The orchestra was the first encounter with the camp for many inmates. New transports were delivered directly onto the ramp at Birkenau and were greeted by the orchestra. The orchestra was designed to deceive the new arrivals about what to expect in the camp. The SS knew new arrivals looked for signs that would reveal what type of place it was and placed reassuring signs in the camp. Upon arriving the arrivals saw neatly groomed gardens, signs indicating baths and changing rooms, and heard live music courtesy of the orchestra. The orchestra would provide background music, such as popular pre-war songs, sentimental ballads, and dance melodies, during the selections that subsequently staged on the ramp. The orchestra functioned to alleviate the new arrivals' shock to make it easier to gain their cooperation. Numerous former inmates recalled that the presence of the orchestras had indeed restored a sense of calm, and led them to think that "things could not be so bad (Gilbert, Shirli)."




Tasks

- Primary task - play at the camp gates each morning and evening as prisoners marched to and from work; These daily march sessions were the most frequent point of contact between the orchestra and prisoner masses.

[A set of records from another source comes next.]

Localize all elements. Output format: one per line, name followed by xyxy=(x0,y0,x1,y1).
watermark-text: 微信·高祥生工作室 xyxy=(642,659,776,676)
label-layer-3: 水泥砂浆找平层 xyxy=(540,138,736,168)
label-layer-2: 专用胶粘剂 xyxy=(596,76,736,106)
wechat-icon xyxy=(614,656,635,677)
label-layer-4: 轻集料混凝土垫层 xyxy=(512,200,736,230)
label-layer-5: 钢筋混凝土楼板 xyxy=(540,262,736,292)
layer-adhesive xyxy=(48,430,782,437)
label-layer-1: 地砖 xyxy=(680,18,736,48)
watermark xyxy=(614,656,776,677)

- provided a rhythm which helped to keep the marching columns of prisoners in step as they left or returned to camp

- facilitated dicsipline in marching sessions

      - march in time

      - neat rows of five

      - prisoners easier to count

      - marching could be conducted in an orderly and efficient manner


- the orchestra was expected to play while marching from their block to their designated position at the gates

- once the last commando left, the women would return to their barracks for day-long rehearsals

- expected to provide interim entertainment for functionaries while they waited for the work detachments to be formed



In addition to the daily tasks they were required to perform, the orchestra provided background music for punishments and executions. They preceded some people sentenced to death on the way to their execution. The orchestra played on ceremonial occasions, such as Hitler's birthday, other Nazi public holidays, or even on SS officers' birthdays. It was common for the orchestra to have play concerts for the entertainment of the SS. At these concerts, the repertoire was more sophisticated than the music played during marching sessions. The repertoire included excerpts from operas, operettas and substantial symphonic works. Prisoners remember Schubert's "Unfinished" symphony and Leoncavallo's Pagliacci and Puccini's Tosca.

On rare occasions, the orchestra was also allowed to play for their fellow inmates with SS permission.

Musicians' View 

To the right: Prisoners marching as they leave to work; the phrase on the gate says "Work Makes Free"

Musicians were aware of the role they were playing, but were reprimanded for showing any signs of emotion. An orchestra player in Birkenau, Yvette Assael, cried when she saw an arrival of new transports. However, the SS reprimanded and threatened to kill anyone who cried. This role that the orchestra played caused some surviving musicians to experience feelings of guilt and depression for the rest of their lives. Erika Rothschild recalls this process: "Prisoners driven out of cattle trucks and lined up; during this a band made up of the best musicians from among prisoners already there, played Polish, Czech, or Hungarian folk music depending on where the new prisoners were from...some were forced to march into the camp, the rest were driven into the crematorium."